Lets you transform the categorical data contained in a column of a table into columns of a new table, by means of subtotals (or other calculations) that might be defined by another column in the same list. The other calculations might be averages and counts.

Information at a Glance

Category Transform
Data source type HD
Sends output to other operators Yes
Data processing tool MapReduce

The Pivot (HD) operator is for Hadoop data only. For database data, use the Pivot (DB) operator.

Algorithm

For typical data entry and storage, data usually appear in flat tables, meaning that it consists of only columns and rows. While such data can contain a lot of information, it can be difficult to get summarized information. A pivot table can help quickly summarize the flat data, giving it depth, and highlighting the desired information.

The usage of a pivot table is extremely broad and depends on the situation. The first question to ask is "What am I looking for?" A pivot table usually consists of row, column, and data (or fact) fields. These fields allow several kinds of aggregations including: sum, average, count, max, min, etc.

The Pivot Column is usually a categorical column, and in the output table it is transformed into multiple columns, one for each category.

  • The results are also grouped by a selected column.
  • The values in the new columns are aggregates of a third column (or of the presence of the category if no aggregate column is chosen).
  • The columns are listed (in the table, file, or array) in descending order of the value of the category they represent.
Note: This operator can only connect to subsequent operators in certain situations - see the Output section below for details.

Input

A data set from the preceding operator.

Configuration

Parameter Description
Notes Any notes or helpful information about this operator's parameter settings.
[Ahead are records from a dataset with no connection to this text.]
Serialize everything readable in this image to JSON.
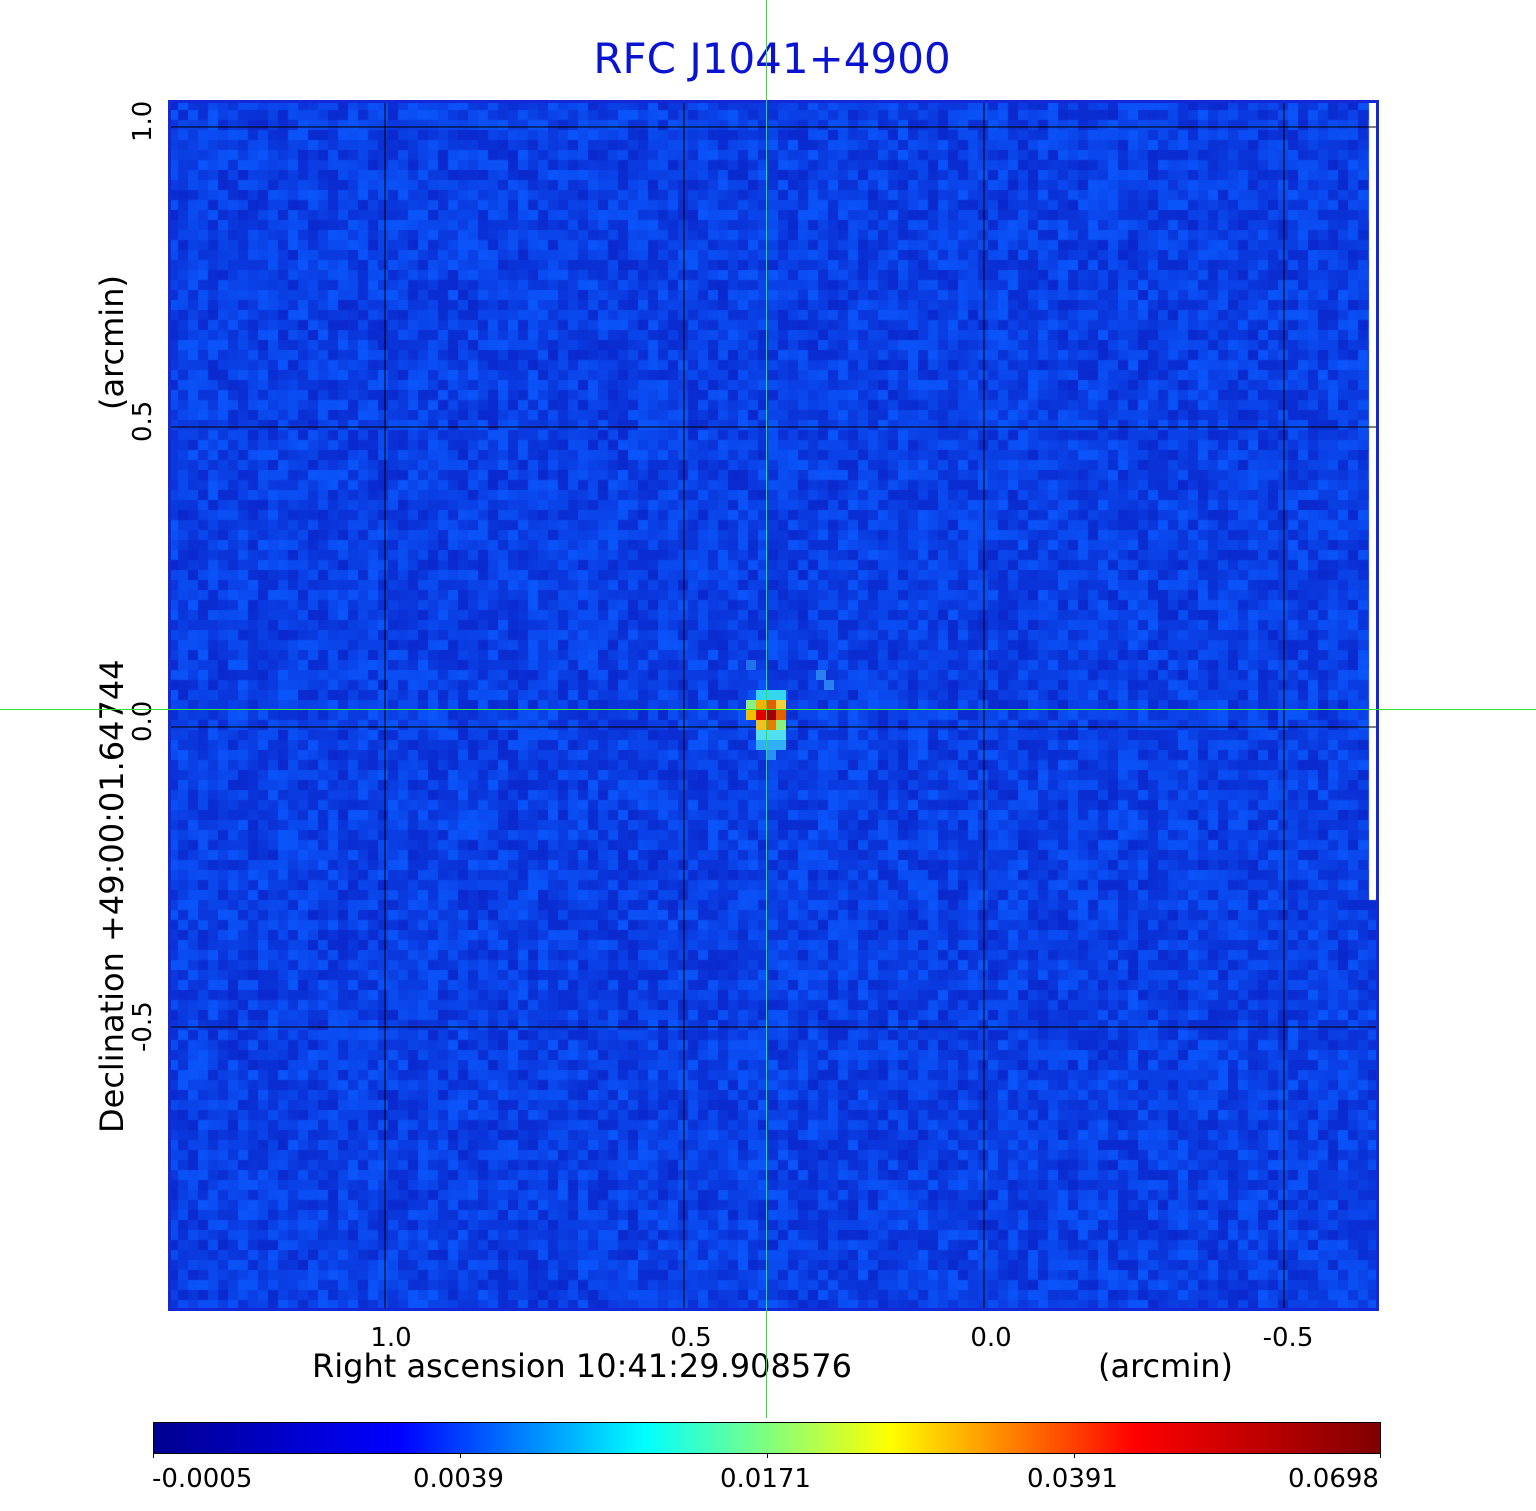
{
  "title": "RFC J1041+4900",
  "image": {
    "colormap": "jet",
    "background_color": "#1040e8",
    "frame_color": "#1428d8",
    "crosshair_color": "#31e231",
    "grid_color": "#000000",
    "source": {
      "label": "compact bright source at map center",
      "peak_color": "#c80000"
    }
  },
  "axes": {
    "x_label": "Right ascension  10:41:29.908576",
    "x_unit": "(arcmin)",
    "y_label": "Declination  +49:00:01.64744",
    "y_unit": "(arcmin)",
    "x_ticks": [
      "1.0",
      "0.5",
      "0.0",
      "-0.5"
    ],
    "y_ticks": [
      "1.0",
      "0.5",
      "0.0",
      "-0.5"
    ]
  },
  "colorbar": {
    "ticks": [
      "-0.0005",
      "0.0039",
      "0.0171",
      "0.0391",
      "0.0698"
    ],
    "stops": [
      "#00008f",
      "#0000ff",
      "#00ffff",
      "#ffff00",
      "#ff0000",
      "#800000"
    ]
  }
}
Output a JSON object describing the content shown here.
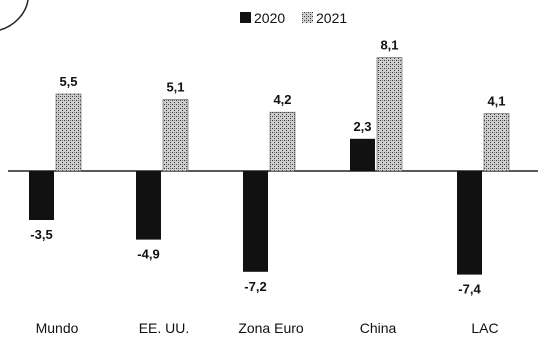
{
  "chart_data": {
    "type": "bar",
    "categories": [
      "Mundo",
      "EE. UU.",
      "Zona Euro",
      "China",
      "LAC"
    ],
    "series": [
      {
        "name": "2020",
        "values": [
          -3.5,
          -4.9,
          -7.2,
          2.3,
          -7.4
        ],
        "labels": [
          "-3,5",
          "-4,9",
          "-7,2",
          "2,3",
          "-7,4"
        ],
        "color": "#111111"
      },
      {
        "name": "2021",
        "values": [
          5.5,
          5.1,
          4.2,
          8.1,
          4.1
        ],
        "labels": [
          "5,5",
          "5,1",
          "4,2",
          "8,1",
          "4,1"
        ],
        "color": "#bfbfbf",
        "pattern": "speckled"
      }
    ],
    "title": "",
    "xlabel": "",
    "ylabel": "",
    "ylim": [
      -8.5,
      9.5
    ],
    "grid": false,
    "legend_position": "top-right"
  }
}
When you enter content in the Notes field, a yellow asterisk is displayed on the operator.
Pivot Column The column for pivot transformation. You can choose any data type column. Limit: 1,500 distinct values.
Group By The column to group by.
Aggregate Column The pivot column's value column.
Aggregation The aggregate function. Options:
  • sum
  • average
  • count
  • max
  • min
Store Results? Specifies whether to store the results.
  • true - results are stored.
  • false - the data set is passed to the next operator without storing.
Results Location The HDFS directory where the results of the operator are stored. This is the main directory, the subdirectory of which is specified in Results Name. Click Choose File to open the Hadoop File Explorer Dialog Box and browse to the storage location. Do not edit the text directly.
Results Name The name of the file in which to store the results.
Overwrite Specifies whether to delete existing data at that path and file name.
  • Yes - if the path exists, delete that file and save the results.
  • No - Fail if the path already exists.
Storage Format Select the format in which to store the results. The storage format is determined by your type of operator.

Typical formats are Avro, CSV, TSV, or Parquet.

Compression Select the type of compression for the output.
Available Parquet compression options.
  • GZIP
  • Deflate
  • Snappy
  • no compression

Available Avro compression options.

  • Deflate
  • Snappy
  • no compression
Use Spark If Yes (the default), uses Spark to optimize calculation time.
Advanced Spark Settings Automatic Optimization
  • Yes specifies using the default Spark optimization settings.
  • No enables providing customized Spark optimization. Click Edit Settings to customize Spark optimization. See Advanced Settings Dialog Box for more information.

Output

Visual Output
If Use Array is true, pivoted values are stored in an array in one column.



The values in the array are arranged in descending order of the value of the category they represent.

If Use Array is false or if the operator is operating on a Hadoop dataset, pivoted values are each placed in their own column.



Data Output
If Use Array is true, no output is sent to the succeeding operator.